Health Savings Accounts (HSAs) were created in 2003 so that individuals covered by high-deductible health plans could receive tax-preferred treatment of money saved for medical expenses.1 HSAs are personal savings accounts, in which the money in them is used to pay for health care expenses. The unique benefit is you own and control the money in your health savings account and how you want to use it for your medical care. The money you put away each year is yours and will not be taken away in the event you leave your employer.
Each year the IRS sets limits on the amount you can save as well as the limit of the deductible. For 2014 the annual limitation on deductions for an individual with self-only coverage under a high deductible health plan is $3,300. For calendar year 2014, the annual limitation on deductions for an individual with family coverage under a high deductible health plan is $6,550. Also for 2014 the deductible limit is $1,250 for self-only coverage or $2,500 for family coverage and the annual out-of-pocket expenses (deductibles, co-payments, and other amounts, but not premiums) cannot exceed $6,350 for self-only coverage or $12,700 for family coverage.2
Why chose this type of plan over the others available? Some of the advantages to HSAs are:
- Costs less than more traditional co-pay plans (this is because of the high-deductible).
- Saved money can be used to meet your deductible dollars.
- NEVER taxed when used for qualified medical expenses.
- Rolls over year after year — no “use it or lose it”.
- Portable, goes with you wherever you go.
- HSAs work with physician and provider networks as they provide discounts on health care. The discounts apply to all care — even prior to meeting the health insurance deductible.
- Preventive or wellness procedures such as annual physicals and mammograms are not subject to the deductible and are covered right away.

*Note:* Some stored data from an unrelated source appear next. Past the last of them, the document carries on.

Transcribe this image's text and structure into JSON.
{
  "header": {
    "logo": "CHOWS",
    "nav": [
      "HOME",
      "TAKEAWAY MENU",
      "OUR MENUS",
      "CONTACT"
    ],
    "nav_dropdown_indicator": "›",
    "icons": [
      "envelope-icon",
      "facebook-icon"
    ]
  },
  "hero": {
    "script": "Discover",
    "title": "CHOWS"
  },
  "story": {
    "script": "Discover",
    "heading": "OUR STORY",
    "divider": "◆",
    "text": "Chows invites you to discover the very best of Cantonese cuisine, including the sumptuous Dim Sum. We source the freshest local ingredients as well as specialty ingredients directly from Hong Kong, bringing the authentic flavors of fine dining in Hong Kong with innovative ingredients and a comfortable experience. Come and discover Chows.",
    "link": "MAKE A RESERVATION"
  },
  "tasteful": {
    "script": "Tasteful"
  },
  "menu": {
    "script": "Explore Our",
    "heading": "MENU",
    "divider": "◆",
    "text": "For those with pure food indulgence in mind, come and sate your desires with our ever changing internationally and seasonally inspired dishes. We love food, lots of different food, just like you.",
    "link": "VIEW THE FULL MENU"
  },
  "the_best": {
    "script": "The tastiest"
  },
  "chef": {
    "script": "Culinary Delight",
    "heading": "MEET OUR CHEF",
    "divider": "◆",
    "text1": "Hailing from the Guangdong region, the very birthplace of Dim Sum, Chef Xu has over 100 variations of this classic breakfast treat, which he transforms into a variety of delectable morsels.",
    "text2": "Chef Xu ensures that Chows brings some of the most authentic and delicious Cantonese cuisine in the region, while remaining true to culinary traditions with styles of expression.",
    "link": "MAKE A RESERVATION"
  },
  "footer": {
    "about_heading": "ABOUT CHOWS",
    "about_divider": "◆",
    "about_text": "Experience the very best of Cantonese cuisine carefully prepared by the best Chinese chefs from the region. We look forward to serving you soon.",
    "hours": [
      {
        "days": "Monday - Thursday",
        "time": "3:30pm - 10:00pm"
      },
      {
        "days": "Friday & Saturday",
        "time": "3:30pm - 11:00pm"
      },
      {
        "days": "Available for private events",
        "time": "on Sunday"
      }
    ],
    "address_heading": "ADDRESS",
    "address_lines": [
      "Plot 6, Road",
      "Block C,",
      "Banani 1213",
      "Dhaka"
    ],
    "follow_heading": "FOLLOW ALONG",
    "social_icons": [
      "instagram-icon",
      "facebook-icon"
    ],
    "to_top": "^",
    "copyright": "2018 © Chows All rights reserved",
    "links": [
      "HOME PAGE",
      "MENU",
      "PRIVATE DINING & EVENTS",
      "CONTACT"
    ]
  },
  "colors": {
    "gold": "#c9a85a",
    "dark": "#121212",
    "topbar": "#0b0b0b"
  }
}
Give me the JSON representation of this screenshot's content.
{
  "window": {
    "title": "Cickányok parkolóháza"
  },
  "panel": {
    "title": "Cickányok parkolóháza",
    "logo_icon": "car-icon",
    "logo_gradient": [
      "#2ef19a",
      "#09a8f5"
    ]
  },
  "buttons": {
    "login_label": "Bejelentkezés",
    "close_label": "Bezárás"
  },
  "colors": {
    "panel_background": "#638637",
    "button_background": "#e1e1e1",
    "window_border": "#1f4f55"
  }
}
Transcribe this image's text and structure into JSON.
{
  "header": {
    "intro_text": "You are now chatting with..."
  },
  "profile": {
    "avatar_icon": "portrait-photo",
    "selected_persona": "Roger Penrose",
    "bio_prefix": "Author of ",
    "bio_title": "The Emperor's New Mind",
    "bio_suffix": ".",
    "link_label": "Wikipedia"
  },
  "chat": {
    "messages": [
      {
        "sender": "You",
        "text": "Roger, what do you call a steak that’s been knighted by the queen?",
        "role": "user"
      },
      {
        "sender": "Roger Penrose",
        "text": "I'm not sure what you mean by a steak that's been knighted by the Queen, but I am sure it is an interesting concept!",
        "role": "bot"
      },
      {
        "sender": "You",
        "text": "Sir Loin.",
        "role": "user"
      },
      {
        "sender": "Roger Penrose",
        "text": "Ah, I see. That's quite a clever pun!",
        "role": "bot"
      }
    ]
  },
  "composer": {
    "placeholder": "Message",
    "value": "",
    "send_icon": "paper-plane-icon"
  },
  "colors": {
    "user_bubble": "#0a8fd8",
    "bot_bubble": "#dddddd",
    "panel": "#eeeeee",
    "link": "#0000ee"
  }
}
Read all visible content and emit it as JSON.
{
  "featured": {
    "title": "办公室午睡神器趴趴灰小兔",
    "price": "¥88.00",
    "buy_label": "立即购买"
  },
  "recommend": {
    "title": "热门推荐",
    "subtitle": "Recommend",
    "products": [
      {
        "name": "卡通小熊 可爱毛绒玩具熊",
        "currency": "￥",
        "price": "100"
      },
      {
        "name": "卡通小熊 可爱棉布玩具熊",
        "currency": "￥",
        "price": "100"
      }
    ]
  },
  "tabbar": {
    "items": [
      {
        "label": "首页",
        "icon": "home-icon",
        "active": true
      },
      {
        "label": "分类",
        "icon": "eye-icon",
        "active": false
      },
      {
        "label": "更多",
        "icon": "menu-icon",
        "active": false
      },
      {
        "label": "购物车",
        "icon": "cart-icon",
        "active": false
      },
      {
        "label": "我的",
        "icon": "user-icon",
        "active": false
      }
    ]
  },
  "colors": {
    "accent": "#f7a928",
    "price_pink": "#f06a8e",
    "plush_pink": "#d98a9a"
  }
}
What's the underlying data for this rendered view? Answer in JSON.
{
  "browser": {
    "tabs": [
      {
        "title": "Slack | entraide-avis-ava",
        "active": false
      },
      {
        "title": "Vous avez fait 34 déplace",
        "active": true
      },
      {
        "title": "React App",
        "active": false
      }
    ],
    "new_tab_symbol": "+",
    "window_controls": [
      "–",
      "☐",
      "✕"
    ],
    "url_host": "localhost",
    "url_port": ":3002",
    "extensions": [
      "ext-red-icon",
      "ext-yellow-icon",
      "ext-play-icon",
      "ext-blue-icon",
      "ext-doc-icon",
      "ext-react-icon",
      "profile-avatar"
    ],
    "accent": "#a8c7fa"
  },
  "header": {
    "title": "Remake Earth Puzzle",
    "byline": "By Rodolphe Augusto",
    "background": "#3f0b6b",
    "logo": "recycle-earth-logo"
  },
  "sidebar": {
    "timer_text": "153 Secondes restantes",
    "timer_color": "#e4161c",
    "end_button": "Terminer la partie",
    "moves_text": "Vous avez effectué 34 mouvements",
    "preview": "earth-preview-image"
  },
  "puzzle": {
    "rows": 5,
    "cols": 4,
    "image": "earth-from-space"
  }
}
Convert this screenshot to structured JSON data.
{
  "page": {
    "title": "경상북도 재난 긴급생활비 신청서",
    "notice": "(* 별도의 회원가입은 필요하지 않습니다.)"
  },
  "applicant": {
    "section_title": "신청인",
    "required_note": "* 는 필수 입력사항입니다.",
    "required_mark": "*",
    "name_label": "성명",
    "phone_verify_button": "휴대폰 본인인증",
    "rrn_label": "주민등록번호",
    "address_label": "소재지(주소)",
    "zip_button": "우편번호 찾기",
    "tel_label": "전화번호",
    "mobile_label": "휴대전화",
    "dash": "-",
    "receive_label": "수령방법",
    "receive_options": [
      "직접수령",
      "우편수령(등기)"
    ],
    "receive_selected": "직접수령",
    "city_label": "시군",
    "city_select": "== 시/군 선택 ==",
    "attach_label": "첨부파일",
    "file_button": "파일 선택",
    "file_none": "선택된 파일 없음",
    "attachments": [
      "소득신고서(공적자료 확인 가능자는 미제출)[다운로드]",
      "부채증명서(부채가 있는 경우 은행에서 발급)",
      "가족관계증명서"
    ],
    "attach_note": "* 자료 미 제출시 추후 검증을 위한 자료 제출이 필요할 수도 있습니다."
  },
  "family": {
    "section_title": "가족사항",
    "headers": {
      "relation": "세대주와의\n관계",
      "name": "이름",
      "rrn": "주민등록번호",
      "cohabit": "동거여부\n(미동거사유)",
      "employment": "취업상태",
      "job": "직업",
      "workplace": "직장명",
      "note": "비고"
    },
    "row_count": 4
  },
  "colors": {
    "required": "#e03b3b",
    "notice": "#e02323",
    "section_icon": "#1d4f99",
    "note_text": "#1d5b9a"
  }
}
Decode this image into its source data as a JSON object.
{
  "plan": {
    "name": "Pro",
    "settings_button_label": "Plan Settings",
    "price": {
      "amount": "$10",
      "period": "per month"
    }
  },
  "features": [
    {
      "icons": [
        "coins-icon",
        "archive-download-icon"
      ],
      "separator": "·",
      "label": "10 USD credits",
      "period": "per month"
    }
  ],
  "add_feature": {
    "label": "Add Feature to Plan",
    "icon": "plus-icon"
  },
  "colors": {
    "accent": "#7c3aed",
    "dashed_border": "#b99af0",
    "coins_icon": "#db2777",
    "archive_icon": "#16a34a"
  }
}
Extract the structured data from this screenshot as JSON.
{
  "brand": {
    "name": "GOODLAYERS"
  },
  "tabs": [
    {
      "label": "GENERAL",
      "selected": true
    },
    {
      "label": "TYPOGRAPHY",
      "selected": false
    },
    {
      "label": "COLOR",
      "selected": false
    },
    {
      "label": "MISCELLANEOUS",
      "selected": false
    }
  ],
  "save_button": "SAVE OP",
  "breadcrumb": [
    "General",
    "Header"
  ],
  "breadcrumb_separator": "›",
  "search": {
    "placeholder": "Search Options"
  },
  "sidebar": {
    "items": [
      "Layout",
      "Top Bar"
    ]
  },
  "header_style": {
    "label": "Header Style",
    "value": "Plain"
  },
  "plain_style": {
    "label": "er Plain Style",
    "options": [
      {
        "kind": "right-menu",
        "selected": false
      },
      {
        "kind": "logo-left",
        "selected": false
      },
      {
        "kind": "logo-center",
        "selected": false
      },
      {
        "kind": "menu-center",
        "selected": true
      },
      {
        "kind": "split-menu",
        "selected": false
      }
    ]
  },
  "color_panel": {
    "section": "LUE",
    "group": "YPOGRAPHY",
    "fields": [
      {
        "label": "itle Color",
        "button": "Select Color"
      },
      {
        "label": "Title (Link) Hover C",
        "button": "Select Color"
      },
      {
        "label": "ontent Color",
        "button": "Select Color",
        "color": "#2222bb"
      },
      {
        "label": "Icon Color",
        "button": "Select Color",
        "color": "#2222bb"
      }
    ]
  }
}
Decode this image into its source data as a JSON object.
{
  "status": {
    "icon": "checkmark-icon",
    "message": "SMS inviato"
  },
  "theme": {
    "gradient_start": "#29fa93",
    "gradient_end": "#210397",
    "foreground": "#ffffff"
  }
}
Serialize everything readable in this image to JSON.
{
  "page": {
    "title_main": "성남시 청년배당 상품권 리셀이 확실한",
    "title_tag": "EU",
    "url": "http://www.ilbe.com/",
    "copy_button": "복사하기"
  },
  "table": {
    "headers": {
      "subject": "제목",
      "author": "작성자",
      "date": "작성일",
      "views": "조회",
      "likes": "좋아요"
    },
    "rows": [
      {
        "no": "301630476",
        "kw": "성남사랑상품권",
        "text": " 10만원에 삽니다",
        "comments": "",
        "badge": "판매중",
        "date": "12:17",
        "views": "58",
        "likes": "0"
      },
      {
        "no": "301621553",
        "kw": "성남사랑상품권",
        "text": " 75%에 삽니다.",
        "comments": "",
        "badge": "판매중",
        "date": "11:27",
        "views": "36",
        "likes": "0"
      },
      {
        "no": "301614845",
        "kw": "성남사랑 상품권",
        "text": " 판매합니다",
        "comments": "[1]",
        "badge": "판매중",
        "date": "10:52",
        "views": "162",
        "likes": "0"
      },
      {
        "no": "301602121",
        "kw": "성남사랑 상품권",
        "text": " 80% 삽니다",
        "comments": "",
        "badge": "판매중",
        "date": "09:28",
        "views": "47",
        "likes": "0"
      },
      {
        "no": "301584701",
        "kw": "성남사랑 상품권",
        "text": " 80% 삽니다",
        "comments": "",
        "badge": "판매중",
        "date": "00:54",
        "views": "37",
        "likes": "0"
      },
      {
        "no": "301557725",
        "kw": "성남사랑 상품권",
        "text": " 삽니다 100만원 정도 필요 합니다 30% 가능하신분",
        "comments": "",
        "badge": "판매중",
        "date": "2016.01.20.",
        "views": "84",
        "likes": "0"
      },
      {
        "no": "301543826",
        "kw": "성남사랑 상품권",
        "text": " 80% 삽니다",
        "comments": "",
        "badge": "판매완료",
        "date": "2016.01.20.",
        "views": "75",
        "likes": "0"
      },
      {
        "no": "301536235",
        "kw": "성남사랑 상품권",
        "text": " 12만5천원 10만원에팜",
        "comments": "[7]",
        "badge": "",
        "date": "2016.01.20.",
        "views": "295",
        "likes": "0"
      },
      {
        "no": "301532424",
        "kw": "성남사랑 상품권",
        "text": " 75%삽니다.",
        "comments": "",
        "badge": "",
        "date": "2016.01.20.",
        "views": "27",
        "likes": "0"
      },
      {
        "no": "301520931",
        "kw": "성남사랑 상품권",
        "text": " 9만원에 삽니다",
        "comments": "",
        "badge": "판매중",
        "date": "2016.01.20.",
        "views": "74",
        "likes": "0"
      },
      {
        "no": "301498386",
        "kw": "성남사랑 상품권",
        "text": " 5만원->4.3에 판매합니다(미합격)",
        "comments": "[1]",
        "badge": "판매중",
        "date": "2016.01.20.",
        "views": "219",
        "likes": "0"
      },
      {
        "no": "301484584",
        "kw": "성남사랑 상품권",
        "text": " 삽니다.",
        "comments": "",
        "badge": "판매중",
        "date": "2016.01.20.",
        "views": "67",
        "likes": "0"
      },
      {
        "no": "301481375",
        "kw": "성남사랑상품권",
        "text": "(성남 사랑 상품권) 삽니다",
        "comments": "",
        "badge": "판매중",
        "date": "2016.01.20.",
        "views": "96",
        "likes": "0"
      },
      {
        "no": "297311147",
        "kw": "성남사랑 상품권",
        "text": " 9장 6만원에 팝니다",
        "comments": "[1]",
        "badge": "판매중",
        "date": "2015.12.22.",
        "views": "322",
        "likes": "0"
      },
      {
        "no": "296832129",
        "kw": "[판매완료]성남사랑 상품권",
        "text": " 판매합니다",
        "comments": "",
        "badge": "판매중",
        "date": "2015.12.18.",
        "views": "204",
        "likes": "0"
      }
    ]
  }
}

Among large private insurers — United Healthcare, WellPoint, Aetna, and Cigna — all said internal studies have persuasively shown that people with their high-deductible HSA plans actually take better care of themselves than people with traditional health insurance coverage. “People do not skimp on the care that they need,” says Will Giaconia, vice president in charge of consumerism products at Cigna. “In fact, they get more engaged in their health”.2
What’s the catch?
There is none! The reality is that when people have their own money on the line, they become more informed health care consumers. They use the preventive services because they are not paying for them. They use generic drugs more than people with traditional coverage. Since generics are cheaper than branded drugs, people with HSAs demonstrate better records of taking their drugs as prescribed because they can afford them. What has been seen over time is a decrease in premiums for employer covered plans.
Hopefully this article has cleared up some of your confusion on the benefits of using HSA. For specific plan details, we recommend that you review your summary plan descriptions (SPDs) from your specific health care providers.
1U.S. Department of the Treasury — Health Savings Accounts
2Internal Revenue Service — Part III Administrative, Procedural, and Miscellaneous. 26 CFR 601.602: Tax forms and instructions. Rev. Proc. 2013-25.
3US News and World Report: Why You Should Get a Health Savings Account. Moeller, Philip. May 26, 2010.